Choisie par le Syn­di­cat mixte de l’aéroport de Beau­vais-Tillé (SMABT) ce lun­di, l’entreprise Bouygues-Egis devient ges­tion­naire de l’aéroport nord-parisien pour les 30 prochaines années. Après cette annonce, plus de 200 per­son­nes se sont ren­dues le même jour devant le siège de l’Agglomération du Beau­vai­sis pour pro­test­er con­tre l’agrandissement de l’aéroport et les nui­sances asso­ciées (pol­lu­tion de l’air, sonore et visuelle).

«On a l’ambition d’un aéro­port vert avec des park­ings respectueux de l’environnement, avec un cer­tain nom­bre d’objectifs que nous avons fixés dans le cahi­er des charges pour juste­ment amélior­er la qual­ité de l’environnement», s’est défendue Car­o­line Cayeux auprès de France 3 le lende­main. L’ex-ministre des col­lec­tiv­ités ter­ri­to­ri­ales et actuelle prési­dente d’agglomération du Beau­vai­sis a par ailleurs pré­cisé que le nom­bre de mou­ve­ments (atter­ris­sages et décol­lages) «serait fixé à 45 000 par jour d’i­ci à dix ans», con­tre 32 000 à l’heure actuelle.

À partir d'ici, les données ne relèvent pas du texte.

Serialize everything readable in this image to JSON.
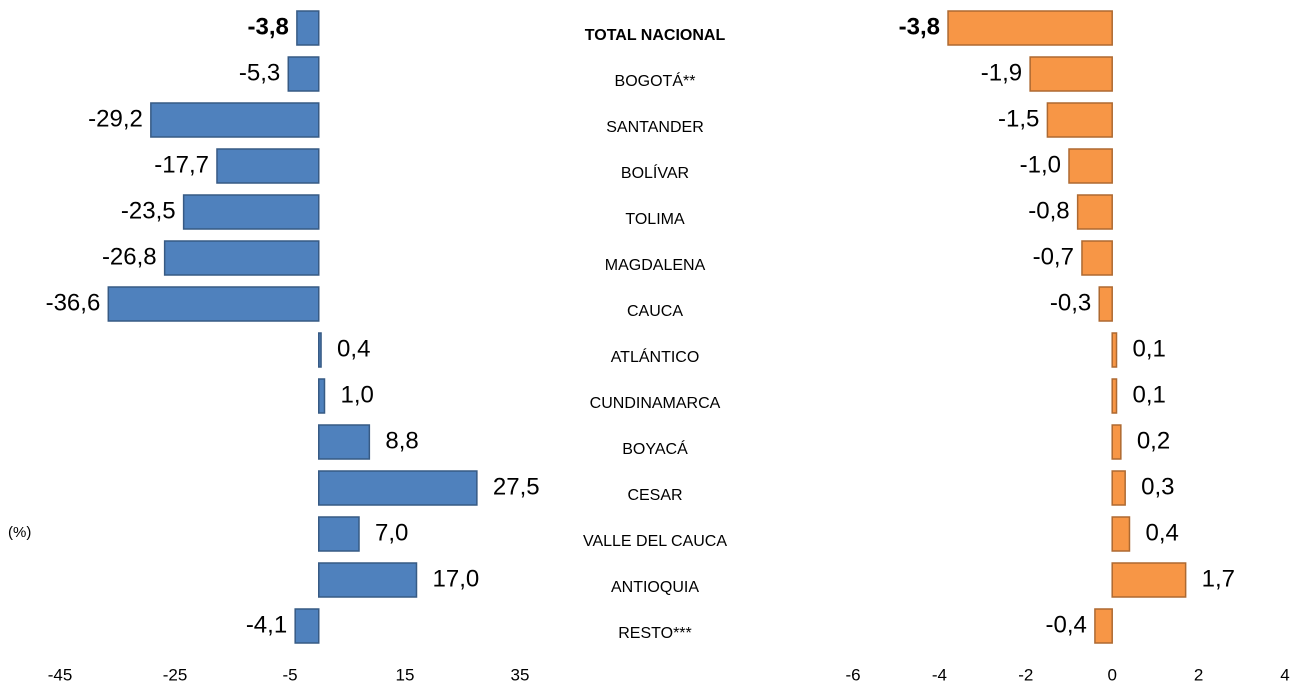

«Si la tech­nolo­gie peut per­me­t­tre une diminu­tion des émis­sions de gaz à effet de serre aériens, ces pro­grès sont réduits à néant si on aug­mente le nom­bre d’avions», déplore auprès de Vert Dominique Lazars­ki, prési­dente de l’Association de défense des riverains de l’aéroport (Adera). Elle ajoute : «On crée un beau garage pour faire vol­er plus d’avions».

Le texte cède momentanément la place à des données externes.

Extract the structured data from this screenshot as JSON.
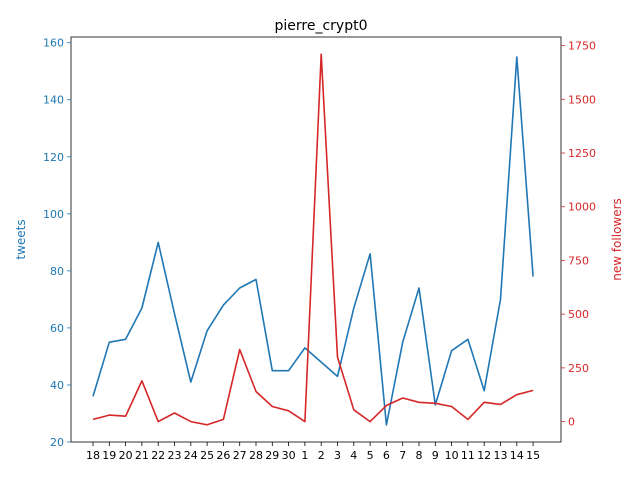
{
  "chart_data": {
    "type": "line",
    "title": "pierre_crypt0",
    "xlabel": "",
    "categories": [
      "18",
      "19",
      "20",
      "21",
      "22",
      "23",
      "24",
      "25",
      "26",
      "27",
      "28",
      "29",
      "30",
      "1",
      "2",
      "3",
      "4",
      "5",
      "6",
      "7",
      "8",
      "9",
      "10",
      "11",
      "12",
      "13",
      "14",
      "15"
    ],
    "y_left": {
      "label": "tweets",
      "lim": [
        20,
        162
      ],
      "ticks": [
        20,
        40,
        60,
        80,
        100,
        120,
        140,
        160
      ],
      "color": "#1f77b4"
    },
    "y_right": {
      "label": "new followers",
      "lim": [
        -95,
        1790
      ],
      "ticks": [
        0,
        250,
        500,
        750,
        1000,
        1250,
        1500,
        1750
      ],
      "color": "#d62728"
    },
    "series": [
      {
        "axis": "left",
        "color": "#1f77b4",
        "values": [
          36,
          55,
          56,
          67,
          90,
          65,
          41,
          59,
          68,
          74,
          77,
          45,
          45,
          53,
          48,
          43,
          67,
          86,
          26,
          55,
          74,
          33,
          52,
          56,
          38,
          70,
          155,
          78
        ]
      },
      {
        "axis": "right",
        "color": "#d62728",
        "values": [
          10,
          30,
          25,
          190,
          0,
          40,
          0,
          -15,
          10,
          335,
          140,
          70,
          50,
          0,
          1710,
          300,
          55,
          0,
          75,
          110,
          90,
          85,
          70,
          10,
          90,
          80,
          125,
          145
        ]
      }
    ],
    "grid": false,
    "legend": "none"
  }
}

«Ils oublient la total­ité des vols dans leur bilan car­bone, alors que l’aéroport en lui-même représente moins de 1% des émis­sions. C’est tout sim­ple­ment du green­wash­ing», réag­it Char­lène Fleury, coor­di­na­trice de Rester sur Terre, un réseau qui regroupe des col­lec­tifs anti-aérien.

Un cas représentatif

«L’aéroport de Beau­vais n’est pas un cas par­ti­c­uli­er», analyse Char­lène Fleury. Ce pro­jet s’inscrit dans le développe­ment de l’aérien en France et en Europe. La majorité des aéro­ports de l’Hexagone prévoient une aug­men­ta­tion du nom­bre de déplace­ments, comme ceux de Lille ou de Nantes. Pour rap­pel, l’aérien représente 2,9% des émis­sions mon­di­ales de gaz à effet de serre et le secteur prévoit env­i­ron 4% de crois­sance par an (notre arti­cle).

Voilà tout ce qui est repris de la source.